Belarusian state oil company Belneftekhim said Tuesday a full clean-up of the 1 million b/d Druzhba pipeline is likely to require “several months of hard work,” Vedomosti reported. The company expects clean crude from Russia to reach its Mozyr refinery on May 4 at earliest.
Last week, European refineries using the Druzhba pipeline suspended imports after by Russian company Transneft contaminated the pipeline with a shipment of dirty crude containing extremely high levels of corrosive organic chlorides. The Mozyr refinery first reported about the problem on April 18.
The arrival of oil on Belarusian territory is expected no earlier than late Thursday, Belneftekhim said in a statement. This means it will reach the Mozyr Refinery “no earlier than Saturday,” the company said.
Negotiations with Moscow over Belneftekhim’s oil supply will continue, one of its deputy chairmen, Vladimir Sizov, told Reuters as he left talks at the Russian Energy Ministry on Monday.
Belarus is a key transit country for the Druzhba pipeline.

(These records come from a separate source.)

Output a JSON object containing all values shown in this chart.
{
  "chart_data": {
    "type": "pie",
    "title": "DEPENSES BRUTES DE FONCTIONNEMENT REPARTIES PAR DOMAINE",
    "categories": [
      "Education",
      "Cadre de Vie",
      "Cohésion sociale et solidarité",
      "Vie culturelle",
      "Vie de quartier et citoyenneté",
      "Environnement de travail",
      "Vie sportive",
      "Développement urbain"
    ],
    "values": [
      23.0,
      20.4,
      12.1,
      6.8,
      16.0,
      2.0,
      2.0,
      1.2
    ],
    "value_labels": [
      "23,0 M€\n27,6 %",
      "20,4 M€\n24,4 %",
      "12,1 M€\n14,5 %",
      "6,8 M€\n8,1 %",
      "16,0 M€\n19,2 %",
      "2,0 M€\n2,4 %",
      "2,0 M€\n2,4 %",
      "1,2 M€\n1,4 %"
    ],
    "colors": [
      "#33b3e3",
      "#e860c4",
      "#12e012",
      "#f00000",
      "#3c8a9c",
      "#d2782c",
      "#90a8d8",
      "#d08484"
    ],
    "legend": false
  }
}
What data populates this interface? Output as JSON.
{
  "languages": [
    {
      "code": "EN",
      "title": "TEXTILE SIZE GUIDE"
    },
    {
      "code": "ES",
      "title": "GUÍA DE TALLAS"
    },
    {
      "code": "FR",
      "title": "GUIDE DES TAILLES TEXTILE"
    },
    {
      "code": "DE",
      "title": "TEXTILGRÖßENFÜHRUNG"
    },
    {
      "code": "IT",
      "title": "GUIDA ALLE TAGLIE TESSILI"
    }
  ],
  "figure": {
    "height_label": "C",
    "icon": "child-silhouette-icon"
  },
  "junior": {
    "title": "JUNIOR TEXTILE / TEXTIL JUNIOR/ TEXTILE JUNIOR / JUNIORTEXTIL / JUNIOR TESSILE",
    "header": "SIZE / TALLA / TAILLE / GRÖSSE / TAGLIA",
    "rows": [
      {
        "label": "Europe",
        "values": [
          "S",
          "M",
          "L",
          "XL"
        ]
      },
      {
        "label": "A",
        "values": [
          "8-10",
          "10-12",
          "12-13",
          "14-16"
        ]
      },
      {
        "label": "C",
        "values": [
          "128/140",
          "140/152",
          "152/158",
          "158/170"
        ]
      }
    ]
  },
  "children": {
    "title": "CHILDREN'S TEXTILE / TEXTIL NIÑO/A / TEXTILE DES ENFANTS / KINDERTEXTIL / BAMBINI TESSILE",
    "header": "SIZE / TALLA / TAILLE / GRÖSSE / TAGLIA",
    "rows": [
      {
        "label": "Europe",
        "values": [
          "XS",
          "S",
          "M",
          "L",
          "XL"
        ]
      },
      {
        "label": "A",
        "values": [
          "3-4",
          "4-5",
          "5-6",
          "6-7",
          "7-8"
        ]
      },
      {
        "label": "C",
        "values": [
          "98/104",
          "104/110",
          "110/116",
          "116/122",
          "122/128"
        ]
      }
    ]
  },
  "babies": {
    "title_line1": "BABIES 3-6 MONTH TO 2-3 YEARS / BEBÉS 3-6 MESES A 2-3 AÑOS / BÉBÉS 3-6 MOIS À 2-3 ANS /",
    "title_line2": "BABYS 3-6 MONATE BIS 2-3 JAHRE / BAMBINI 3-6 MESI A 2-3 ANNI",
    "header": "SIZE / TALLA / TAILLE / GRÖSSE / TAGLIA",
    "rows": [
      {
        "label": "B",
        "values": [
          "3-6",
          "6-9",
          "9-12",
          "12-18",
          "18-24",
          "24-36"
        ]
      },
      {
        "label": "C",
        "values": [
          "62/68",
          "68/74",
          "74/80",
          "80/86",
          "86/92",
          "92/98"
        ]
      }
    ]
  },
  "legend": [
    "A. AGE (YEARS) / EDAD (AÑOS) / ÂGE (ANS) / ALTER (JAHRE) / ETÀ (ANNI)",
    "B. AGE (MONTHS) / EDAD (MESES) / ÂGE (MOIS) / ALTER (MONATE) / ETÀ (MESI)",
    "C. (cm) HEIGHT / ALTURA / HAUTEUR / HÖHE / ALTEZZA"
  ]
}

The route splits into the northern branch (to deliver crude to Poland and Germany) and the southern branch (to Ukraine, Slovakia, the Czech Republic, Hungary and Croatia) near Mozyr.
Belneftekhim also said that the next stage of the so-called road map developed to deal with the crisis envisages that around 50,000 metric tons (mt) of contaminated crude will be removed from the Russian section of Druzhba into storage tanks at the Unecha pumping station.
Simultaneously, over 120,000 mt of contaminated crude will be removed from the Belarusian section of the pipeline into Mozyr’s storage tanks.